Claire, por su parte, extendió la mano derecha con sus largas uñas rojas. "¿Es usted abogado? Hubiera jurado que estaba tratando con un luchador de kárate".
Randall se rió. "Para ser más preciso, pasé mi servicio activo en el FBI, que forma parte del Departamento de Justicia. Todavía enseño unas horas a la semana en la Universidad de Columbia sobre la lucha contra el crimen".
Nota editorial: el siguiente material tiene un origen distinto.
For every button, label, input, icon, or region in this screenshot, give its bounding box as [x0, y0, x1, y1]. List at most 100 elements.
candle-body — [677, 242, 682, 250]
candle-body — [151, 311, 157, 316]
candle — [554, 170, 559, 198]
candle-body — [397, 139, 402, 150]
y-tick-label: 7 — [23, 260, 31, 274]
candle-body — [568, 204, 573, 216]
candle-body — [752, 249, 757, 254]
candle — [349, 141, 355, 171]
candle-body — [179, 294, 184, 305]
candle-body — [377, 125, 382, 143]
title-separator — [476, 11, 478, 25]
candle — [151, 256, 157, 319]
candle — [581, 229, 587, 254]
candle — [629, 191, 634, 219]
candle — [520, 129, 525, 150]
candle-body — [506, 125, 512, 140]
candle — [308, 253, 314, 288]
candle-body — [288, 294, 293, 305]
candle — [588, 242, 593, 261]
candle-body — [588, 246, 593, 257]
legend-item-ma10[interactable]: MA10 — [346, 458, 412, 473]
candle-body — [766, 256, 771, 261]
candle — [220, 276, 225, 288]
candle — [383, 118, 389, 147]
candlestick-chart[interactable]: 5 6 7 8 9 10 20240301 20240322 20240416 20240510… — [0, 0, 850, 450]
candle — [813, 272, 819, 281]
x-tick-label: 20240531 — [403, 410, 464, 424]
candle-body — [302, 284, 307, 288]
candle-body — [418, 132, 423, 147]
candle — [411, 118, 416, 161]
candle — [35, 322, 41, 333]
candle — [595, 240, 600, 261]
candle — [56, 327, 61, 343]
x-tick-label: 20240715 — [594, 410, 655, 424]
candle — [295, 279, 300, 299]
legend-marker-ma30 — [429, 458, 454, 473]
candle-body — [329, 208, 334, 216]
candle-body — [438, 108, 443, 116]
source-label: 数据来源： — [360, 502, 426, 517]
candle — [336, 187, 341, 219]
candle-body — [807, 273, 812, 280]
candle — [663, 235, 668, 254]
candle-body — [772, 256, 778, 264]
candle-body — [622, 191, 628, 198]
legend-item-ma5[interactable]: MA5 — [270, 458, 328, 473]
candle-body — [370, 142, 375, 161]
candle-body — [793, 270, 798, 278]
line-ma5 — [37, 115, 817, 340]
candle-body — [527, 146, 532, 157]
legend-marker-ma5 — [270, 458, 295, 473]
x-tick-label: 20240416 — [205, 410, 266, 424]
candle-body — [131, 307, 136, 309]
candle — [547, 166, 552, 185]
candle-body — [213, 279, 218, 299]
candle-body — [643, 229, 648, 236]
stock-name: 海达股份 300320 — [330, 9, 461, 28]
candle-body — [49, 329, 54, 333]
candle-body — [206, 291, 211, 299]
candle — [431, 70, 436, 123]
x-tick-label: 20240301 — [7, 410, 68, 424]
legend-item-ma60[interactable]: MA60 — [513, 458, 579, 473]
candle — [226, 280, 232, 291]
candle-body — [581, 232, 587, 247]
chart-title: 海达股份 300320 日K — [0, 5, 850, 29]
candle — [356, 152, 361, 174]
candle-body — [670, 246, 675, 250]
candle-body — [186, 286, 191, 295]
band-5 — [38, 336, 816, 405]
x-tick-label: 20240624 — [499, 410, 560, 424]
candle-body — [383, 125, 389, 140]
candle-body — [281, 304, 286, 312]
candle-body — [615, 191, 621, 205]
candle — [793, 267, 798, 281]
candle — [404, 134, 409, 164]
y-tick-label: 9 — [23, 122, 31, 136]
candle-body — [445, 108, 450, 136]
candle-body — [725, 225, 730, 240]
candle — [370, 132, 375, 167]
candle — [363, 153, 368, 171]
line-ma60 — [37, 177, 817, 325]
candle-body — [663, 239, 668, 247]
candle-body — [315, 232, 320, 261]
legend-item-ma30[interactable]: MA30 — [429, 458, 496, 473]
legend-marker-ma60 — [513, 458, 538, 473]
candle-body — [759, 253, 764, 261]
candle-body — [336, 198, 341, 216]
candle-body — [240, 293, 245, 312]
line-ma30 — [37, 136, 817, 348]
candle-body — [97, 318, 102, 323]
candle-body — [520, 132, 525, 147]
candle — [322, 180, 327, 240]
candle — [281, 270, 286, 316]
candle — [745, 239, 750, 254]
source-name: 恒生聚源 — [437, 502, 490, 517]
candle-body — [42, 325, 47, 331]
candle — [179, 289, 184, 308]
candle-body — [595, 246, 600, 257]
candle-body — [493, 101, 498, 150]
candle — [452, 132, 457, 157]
Claire se tapó la boca con la mano en señal de sorpresa bien fingida. "¡Suena increíblemente interesante! ¿Cómo es que me he perdido este curso hasta ahora? Yo también estudio Derecho, ¿sabe? Me llamo Nora Higgins, por cierto...".
El rostro abierto de Randall volvió a torcerse en una sonrisa divertida. "Este hecho es fácil de explicar, querida Nora. Es un curso de verano que sólo empieza hoy. Así que tiene una coartada para el hecho de que haya brillado por su ausencia hasta ahora. Pero, ¿quizás le gustaría asistir a mi conferencia...?"
"Me encantaría, Sr. Randall. De todas formas, no tengo nada especial planeado por el momento".
***
"Mis sinceras condolencias, Jesse".
Asentí con gratitud. Milo y yo estábamos sentados en el despacho de Jonathan D. McKee en el edificio del FBI en Federal Plaza. Nuestro superior inmediato había pedido un delicioso café para todos, que su secretaria Mandy estaba obsequiando a los hombres G. Ahora, el oficial especial a cargo estaba sentado detrás de su escritorio y miraba inquisitivamente mi rostro desesperado. Milo y yo habíamos tomado asiento en dos sillas frente a la encimera.